The Kregelo Brothers embalmed the body in the bedroom around six o’clock and left him there for the night. By the next day, Indianapolis was preparing itself for a great funeral. Buildings were covered with black bunting and the greenhouses ran out of flowers as arrangements were sent to the house, many of which had to be left outside. Harrison’s body was moved from the bed into a solid cedar casket, which was completely lined with copper, and placed on its white silk upholstery. Using its six massive silver handles, the casket was moved in front of the large southward facing windows of the bedroom on Thursday afternoon and to home’s front parlor on Friday evening. The Kregelo Brothers spent Friday night, from 8 p.m. to 2:30 a.m. moving flowers, fourteen wagon loads in all, from the house to the State Capitol Building where the body was to lay in state on Saturday.
In the meantime, Crown Hill Cemetery was preparing the burial place next to his first wife. A sturdy mahogany box, built inside a larger box of granite slabs, was built to serve as a vault.
At noon on Saturday, the body was moved to the Capitol Building, accompanied by the pall bearers, Indiana National Guard, and surviving members of Harrison’s 70th Indiana Volunteers. These men took turns standing guard during the public viewing as about 100 people per minute filed by in two lines from 1:00 p.m. to 10:00 p.m. Many more were waiting to enter the rotunda, richly decorated with flowers, flags, black crepe, and a large portrait of Harrison by T.C. Steele, when the doors were closed. The body went back to the house while the industrious Kregelo Brothers began moving the flowers to the First Presbyterian Church at the southwest corner of Pennsylvania and New York Streets. (The huge bell in its tall steeple was last tolled for his funeral. A Tiffany stained glass window in his honor at its new building is now prominently displayed at the Indianapolis Museum of Art.)
President McKinley arrived by train at 6:30 a.m. on Sunday and was the guest of Governor Wilfred Durbin and Senator Charles Fairbanks until the funeral began at 2:30 p.m. He and the other honored attendees arrived at a church draped in black on the outside and, like the capitol, draped with black festoons touched with white silk, flags, flowers, palms, and potted plants, on the inside.The Reverend Doctor M.L. Haines, pastor of First Presbyterian, where Harrison had been an elder for over forty years, gave the funeral sermon, assisted by the Reverend Doctor Samuel Niccols of Second Presbyterian, who read scripture. Kin Hubbard, later creator of Abe Martin of Brown County fame, but then a newspaper reporter, found a seat behind the honorary pallbearers, which included men like James Whitcomb Riley and Booth Tarkington. During a prayer by a visiting clergyman that seemed to drone on and on, he saw that several of the pallbearers were overcome by paroxysms of laughter that they just barely able to contain by stuffing handkerchiefs in their mouths. The cause, he learned, was Riley, who grew so weary of the prayer that he began to whisper to his companions remarks such as “He’s explaining to God all about Ben so God will know how to get along with him.—Now he’s got program laid out to keep God busy for the next couple o’ years.”

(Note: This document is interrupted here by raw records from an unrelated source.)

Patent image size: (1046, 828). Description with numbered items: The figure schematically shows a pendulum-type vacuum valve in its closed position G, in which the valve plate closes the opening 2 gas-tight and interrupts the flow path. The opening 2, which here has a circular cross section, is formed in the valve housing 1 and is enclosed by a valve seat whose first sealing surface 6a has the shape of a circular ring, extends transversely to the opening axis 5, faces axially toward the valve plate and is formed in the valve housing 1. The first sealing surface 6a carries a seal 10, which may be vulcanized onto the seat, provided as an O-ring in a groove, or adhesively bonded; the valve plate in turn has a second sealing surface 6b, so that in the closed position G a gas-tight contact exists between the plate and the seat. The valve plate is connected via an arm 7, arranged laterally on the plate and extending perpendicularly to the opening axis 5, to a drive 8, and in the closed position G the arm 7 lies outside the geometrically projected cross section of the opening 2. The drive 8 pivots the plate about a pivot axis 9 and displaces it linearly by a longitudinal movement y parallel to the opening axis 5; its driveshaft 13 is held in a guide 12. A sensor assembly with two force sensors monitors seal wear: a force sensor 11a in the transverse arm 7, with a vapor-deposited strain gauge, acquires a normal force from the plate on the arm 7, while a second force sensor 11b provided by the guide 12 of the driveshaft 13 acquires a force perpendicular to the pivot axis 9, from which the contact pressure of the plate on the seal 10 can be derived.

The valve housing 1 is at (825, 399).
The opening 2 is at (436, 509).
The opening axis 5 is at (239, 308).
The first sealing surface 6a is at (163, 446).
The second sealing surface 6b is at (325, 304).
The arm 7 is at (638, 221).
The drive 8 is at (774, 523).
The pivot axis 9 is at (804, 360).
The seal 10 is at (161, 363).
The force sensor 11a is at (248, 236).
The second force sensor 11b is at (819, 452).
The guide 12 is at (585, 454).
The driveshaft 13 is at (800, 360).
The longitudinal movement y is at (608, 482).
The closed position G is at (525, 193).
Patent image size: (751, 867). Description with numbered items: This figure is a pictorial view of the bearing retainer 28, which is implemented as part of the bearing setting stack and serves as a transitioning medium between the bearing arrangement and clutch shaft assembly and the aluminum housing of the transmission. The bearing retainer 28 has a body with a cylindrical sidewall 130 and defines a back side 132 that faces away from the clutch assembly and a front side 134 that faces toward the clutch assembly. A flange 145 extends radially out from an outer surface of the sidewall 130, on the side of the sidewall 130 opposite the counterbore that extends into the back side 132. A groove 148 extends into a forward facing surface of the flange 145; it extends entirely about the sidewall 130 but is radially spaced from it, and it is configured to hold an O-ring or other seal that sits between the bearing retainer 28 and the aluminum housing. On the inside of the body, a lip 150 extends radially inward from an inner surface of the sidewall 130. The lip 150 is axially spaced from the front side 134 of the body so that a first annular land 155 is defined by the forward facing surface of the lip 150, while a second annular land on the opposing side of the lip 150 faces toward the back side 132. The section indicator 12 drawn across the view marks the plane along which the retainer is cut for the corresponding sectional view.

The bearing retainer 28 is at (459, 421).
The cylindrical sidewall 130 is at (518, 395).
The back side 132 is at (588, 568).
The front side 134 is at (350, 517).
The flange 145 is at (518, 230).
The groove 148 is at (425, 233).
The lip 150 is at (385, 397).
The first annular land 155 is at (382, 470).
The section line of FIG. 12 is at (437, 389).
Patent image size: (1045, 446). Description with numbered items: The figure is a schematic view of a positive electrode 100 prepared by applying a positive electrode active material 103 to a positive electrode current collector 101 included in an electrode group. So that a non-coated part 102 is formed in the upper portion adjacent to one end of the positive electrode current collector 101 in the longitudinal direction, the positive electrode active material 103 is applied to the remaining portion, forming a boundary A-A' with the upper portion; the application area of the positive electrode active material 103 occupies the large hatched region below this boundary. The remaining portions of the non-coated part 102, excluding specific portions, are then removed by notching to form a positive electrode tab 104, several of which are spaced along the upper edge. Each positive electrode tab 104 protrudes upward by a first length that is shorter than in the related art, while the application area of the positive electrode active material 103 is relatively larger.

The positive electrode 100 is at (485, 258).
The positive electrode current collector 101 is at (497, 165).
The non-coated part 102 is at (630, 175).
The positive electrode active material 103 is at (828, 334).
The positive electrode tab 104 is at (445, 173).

The mostly solemn service over, a long, slow procession was started to the cemetery. It arrived just a little after 5 p.m., not long before sundown. With the pallbearers standing to the north, the family to the west, and President McKinley and the clergy standing at the head of the casket, a short graveside service was conducted. Then Crown Hill’s workmen gently lowered the casket into the vault using long strips of webbing. They screwed shut the mahogany vault lid and then cemented the last 1,200 pound granite slab in place over the top of the vault. Mrs. Harrison, who had been standing quietly by during all this activity, began to sob, and all the rest, including President McKinley, were visibly moved. Gradually, the funeral party began to depart and by 6:15 only Crown Hill workers and the Kregelo brothers remained as the grave was filled in and the site covered with flowers.